Maar 'principles based' regelgeving is een onderwerp dat om een genuanceerde benadering vraagt. De markt vraagt om minder regeldruk. Maar de markt wil ook duidelijkheid. En een benadering op maat kan op gespannen voet staan met het streven naar een level playing field. Voor ons als toezichthouder is het een kwestie van iedere keer weer zoeken naar de juiste mix van principles en rules, een mix die is afgestemd op verschillende wensen van de markt en noodzakelijke toezichteisen die niet altijd gemakkelijk met elkaar te verenigen zijn. Daarbij moeten we niet uit het oog verliezen dat principles of rules slechts middel zijn om een bepaald doel te bereiken. Dat doel is goed toezicht en goed toezicht is gediend bij de juiste mix van principles en rules.
Onze ervaring met de trend naar meer principles based regelgeving is dat het leidt tot meer discussie en dialoog. Zo hebben wij intern bediscussieerd of het principe van beheerste en integere bedrijfsvoering betekent dat de onderneming ook een beleid moet hebben ten aanzien van Maatschappelijk Verantwoord Ondernemen. In de Wft staat niets over Maatschappelijk Verantwoord Ondernemen (MVO) maar als prudentieel toezichthouder vragen wij ons wel af wat de prudentiële risico's zijn die voortvloeien uit het niet hebben van een deugdelijk beleid op het gebied van MVO. Als we zouden concluderen dat MVO onder dat principe valt, moeten we de markt dan niet ook een leidraad bieden bij wat wij op dat gebied verwachten? Bij het formuleren van verwachtingen spelen level playing field-overwegingen weer een rol. Dit voorbeeld illustreert niet alleen dat het invullen van principes discussie uitlokt maar ook dat die invulling een genuanceerde benadering vraagt. In ieder geval ervaren wij zowel de discussie als de genuanceerde benadering als positief.

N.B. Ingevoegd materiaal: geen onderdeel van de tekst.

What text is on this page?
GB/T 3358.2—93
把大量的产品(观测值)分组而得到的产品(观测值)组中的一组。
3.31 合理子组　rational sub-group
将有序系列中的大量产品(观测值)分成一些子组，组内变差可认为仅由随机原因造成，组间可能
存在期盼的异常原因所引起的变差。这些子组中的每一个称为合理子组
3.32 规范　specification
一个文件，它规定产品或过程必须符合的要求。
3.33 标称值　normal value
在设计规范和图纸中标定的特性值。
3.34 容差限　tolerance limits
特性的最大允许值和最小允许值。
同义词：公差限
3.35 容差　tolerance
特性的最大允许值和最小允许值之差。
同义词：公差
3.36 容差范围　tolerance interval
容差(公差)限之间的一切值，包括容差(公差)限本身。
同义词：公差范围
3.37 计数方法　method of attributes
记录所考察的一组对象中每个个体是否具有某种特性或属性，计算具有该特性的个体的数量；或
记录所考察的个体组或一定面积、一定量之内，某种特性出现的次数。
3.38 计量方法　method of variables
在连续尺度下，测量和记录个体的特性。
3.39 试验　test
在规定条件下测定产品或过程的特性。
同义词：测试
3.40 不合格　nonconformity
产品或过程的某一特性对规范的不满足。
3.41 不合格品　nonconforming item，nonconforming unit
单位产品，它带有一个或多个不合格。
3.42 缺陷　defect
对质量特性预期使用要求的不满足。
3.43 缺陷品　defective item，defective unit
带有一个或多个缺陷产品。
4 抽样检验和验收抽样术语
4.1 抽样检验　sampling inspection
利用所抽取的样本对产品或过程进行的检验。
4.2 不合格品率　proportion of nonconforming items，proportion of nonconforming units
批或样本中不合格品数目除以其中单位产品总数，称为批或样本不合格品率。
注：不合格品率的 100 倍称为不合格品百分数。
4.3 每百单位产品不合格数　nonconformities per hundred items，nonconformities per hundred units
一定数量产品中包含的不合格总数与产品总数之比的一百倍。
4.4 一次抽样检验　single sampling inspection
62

Conclusie toegevoegde waarde Wft?

De ervaringen die ik heb geschetst leiden tot de conclusie dat de Wft wat ons betreft zeker heeft bijgedragen aan meer inzichtelijkheid, doelgerichtheid en marktgerichtheid.

Iets anders is of de Wft ook tot wezenlijke veranderingen in ons prudentiële toezichtwerk heeft geleid. Dat is niet het geval en dat hoeft ook geen verbazing te wekken als we in herinnering roepen dat de Wft een beleidsarme omzetting van geldende regels betrof. Wat naar alle waarschijnlijkheid wel veranderingen voor ons toezichtwerk zal meebrengen zijn de gevolgen van de kredietcrisis.

2. Wft - bruikbaarheid juridisch kader

En dat brengt me terug bij de vragen die ik in het begin van deze presentatie al noemde: hoe heeft het juridisch kader zich de afgelopen twee jaar gehouden; waar zijn wij als prudentieel toezichthouder tegen aan gelopen en wat zijn de eerste lessen die we daaruit trekken.

'disclaimer'

Bij het geven van een antwoord op deze vragen kunnen we eigenlijk niet om dossiers heen als Icesave, de overname van ABN Amro of de crisis rondom Fortis. Zoals u dagelijks uit de media kunt halen zijn deze dossiers nog erg levend, zijn ze voorwerp van discussie in de Kamer en van lopende rechtszaken. Ik vraag u er begrip voor te hebben dat dit niet het forum en het moment is om op de gevoelige kanten van deze dossiers in te gaan. Ik zal dan ook alleen enkele meer technische en neutrale elementen uit het ABN Amro dossier en de kredietcrisis met u delen.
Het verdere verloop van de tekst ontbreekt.